• Ask questions. If a friend or acquaintance is vocal about a view you don’t agree with, approach the conversation in a non-aggressive, non-directive way, says Geller: “Start out by asking for the other person’s opinion—‘Can you explain why you feel that way?’—and then give your own opinion in response.”
• Acknowledge their view. “Respond back to them by saying, ‘I understand you’re coming from a different place and why you feel that way. Here’s my background and why I feel differently,’” says Geller. Admitting that everyone has their own biases may help the other person see your side, as well.
• Take it offline. It can be extremely difficult to express compassion over social media, says Geller, especially in a semi-public forum like Facebook. (While he is a strong proponent of talking socially about politics, he’s not a fan of posting political views on social media.) If you really feel that someone’s online behavior is jeopardizing your relationship, he says, it’s best to put election talk on hold—and, yes, maybe even hide their posts temporarily—until you can sit down face-to-face.
• Give advice, if you must. Have a friend who’s constantly sharing incendiary memes or blatantly false articles? You might send them a friendly note, says Geller: “I’d say something like, ‘I’ve been reading your posts and they’re coming across pretty strong, and you might be influencing some attitudes about you that are unwarranted.’” Hopefully, he or she will take your advice and tone it down.

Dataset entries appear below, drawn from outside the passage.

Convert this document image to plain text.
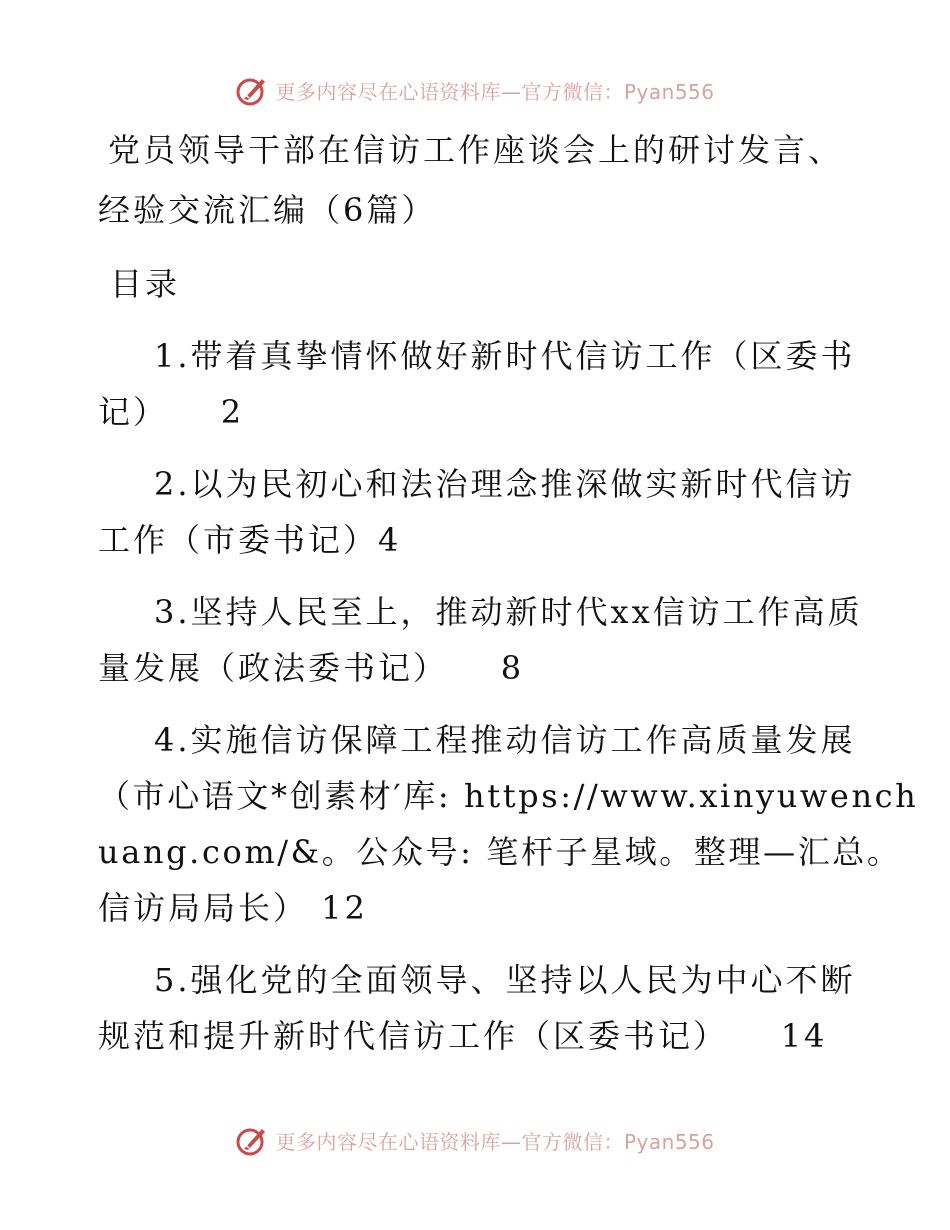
更多内容尽在心语资料库—官方微信：Pyan556
党员领导干部在信访工作座谈会上的研讨发言、
经验交流汇编（6篇）
目录
1.带着真挚情怀做好新时代信访工作（区委书
记）    2
2.以为民初心和法治理念推深做实新时代信访
工作（市委书记）4
3.坚持人民至上，推动新时代xx信访工作高质
量发展（政法委书记）    8
4.实施信访保障工程推动信访工作高质量发展
（市心语文*创素材′库: https://www.xinyuwench
uang.com/&。公众号: 笔杆子星域。整理—汇总。
信访局局长） 12
5.强化党的全面领导、坚持以人民为中心不断
规范和提升新时代信访工作（区委书记）    14
更多内容尽在心语资料库—官方微信：Pyan556
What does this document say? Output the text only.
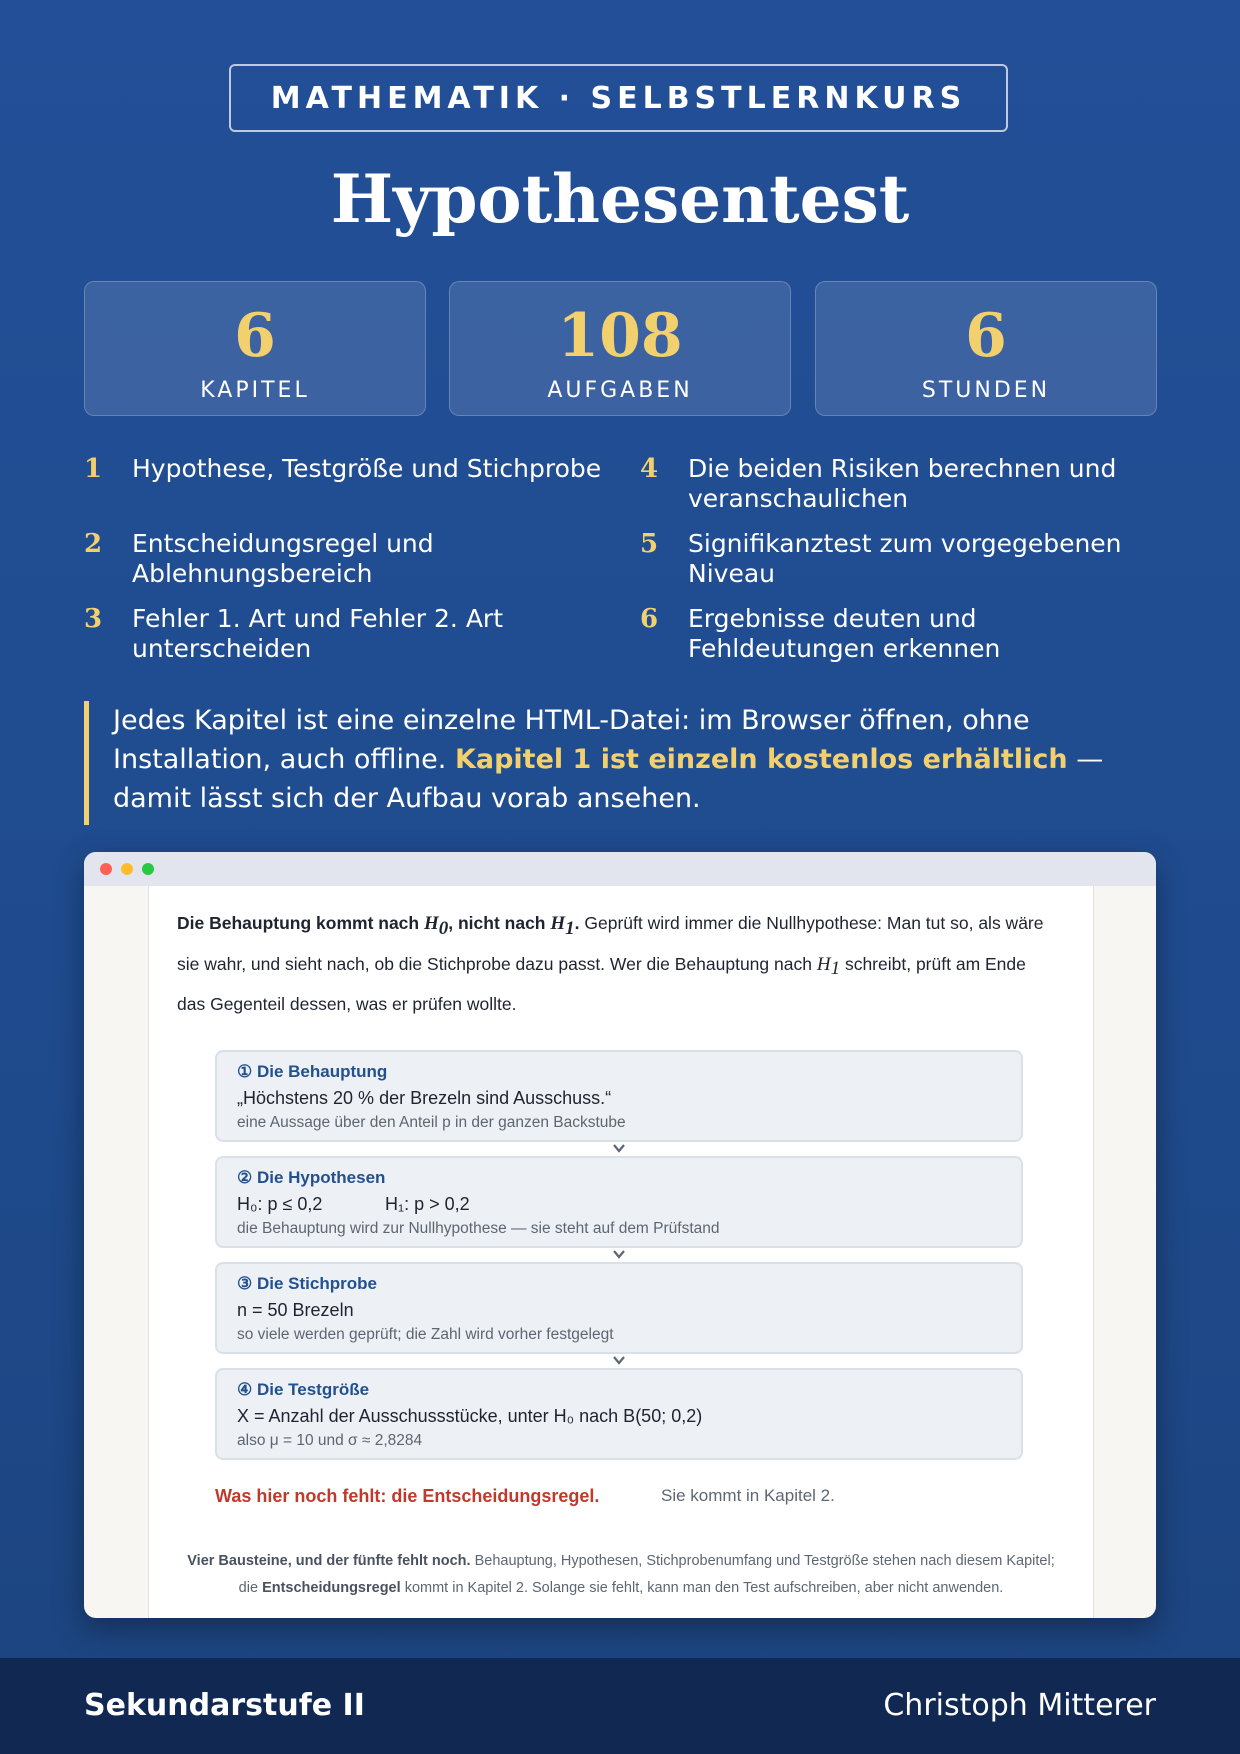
MATHEMATIK · SELBSTLERNKURS
Hypothesentest
6
KAPITEL
108
AUFGABEN
6
STUNDEN
1 Hypothese, Testgröße und Stichprobe
2 Entscheidungsregel und Ablehnungsbereich
3 Fehler 1. Art und Fehler 2. Art unterscheiden
4 Die beiden Risiken berechnen und veranschaulichen
5 Signifikanztest zum vorgegebenen Niveau
6 Ergebnisse deuten und Fehldeutungen erkennen
Jedes Kapitel ist eine einzelne HTML-Datei: im Browser öffnen, ohne Installation, auch offline. Kapitel 1 ist einzeln kostenlos erhältlich — damit lässt sich der Aufbau vorab ansehen.
Die Behauptung kommt nach $H_0$, nicht nach $H_1$. Geprüft wird immer die Nullhypothese: Man tut so, als wäre sie wahr, und sieht nach, ob die Stichprobe dazu passt. Wer die Behauptung nach $H_1$ schreibt, prüft am Ende das Gegenteil dessen, was er prüfen wollte.
① Die Behauptung
„Höchstens 20 % der Brezeln sind Ausschuss.“
eine Aussage über den Anteil p in der ganzen Backstube
② Die Hypothesen
H₀: p ≤ 0,2	H₁: p > 0,2
die Behauptung wird zur Nullhypothese — sie steht auf dem Prüfstand
③ Die Stichprobe
n = 50 Brezeln
so viele werden geprüft; die Zahl wird vorher festgelegt
④ Die Testgröße
X = Anzahl der Ausschussstücke, unter H₀ nach B(50; 0,2)
also μ = 10 und σ ≈ 2,8284
Was hier noch fehlt: die Entscheidungsregel.	Sie kommt in Kapitel 2.
Vier Bausteine, und der fünfte fehlt noch. Behauptung, Hypothesen, Stichprobenumfang und Testgröße stehen nach diesem Kapitel; die Entscheidungsregel kommt in Kapitel 2. Solange sie fehlt, kann man den Test aufschreiben, aber nicht anwenden.
Sekundarstufe II	Christoph Mitterer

• Be reflective, not reactive. Finally, make sure you’re following the same ground rules you’d expect of others, he says. And think twice before posting something that may generate harsh feedback or land you in an exhausting back-and-forth argument. Most of the time, you’ll be glad you held back.
• If all else fails, downgrade your relationship. If this election is bringing out personality traits in people you simply can’t accept—if an acquaintance or relative is posting racist or sexist rants, for example, and isn’t able to realize why they’re offensive—it may be time to reevaluate their status in your life, and in your social feed. “There are certainly times when more interaction just won’t help and can, in fact, hurt,” says Schenk, who adds that being a good “frenemy” requires a commitment on both sides. “No one should tolerate speech or behavior that is discriminatory, abusive or otherwise morally reprehensible to them.” (Check out advice for breaking up with a friend here.)
Schenk, whose research focuses on collaborative planning and decision making, also recommends mending damaged relationships, if possible, after the election is over and tensions aren’t quite so high.
In fact, he’s named November 9 National Frenemies Day. “It should be like a detox day, when we sit down and have coffee with people we’ve avoided or have been arguing with, and really start to engage in conversations,” he says.
Schenk’s best advice, though, can be put to use now: Keep it civil, and don’t get sucked into the mudslinging that’s consumed so much of this campaign.
“The vitriol and animosity this election season really have reached new heights,” he says. “We need to find ways to appreciate each other’s humanity, even when we disagree.”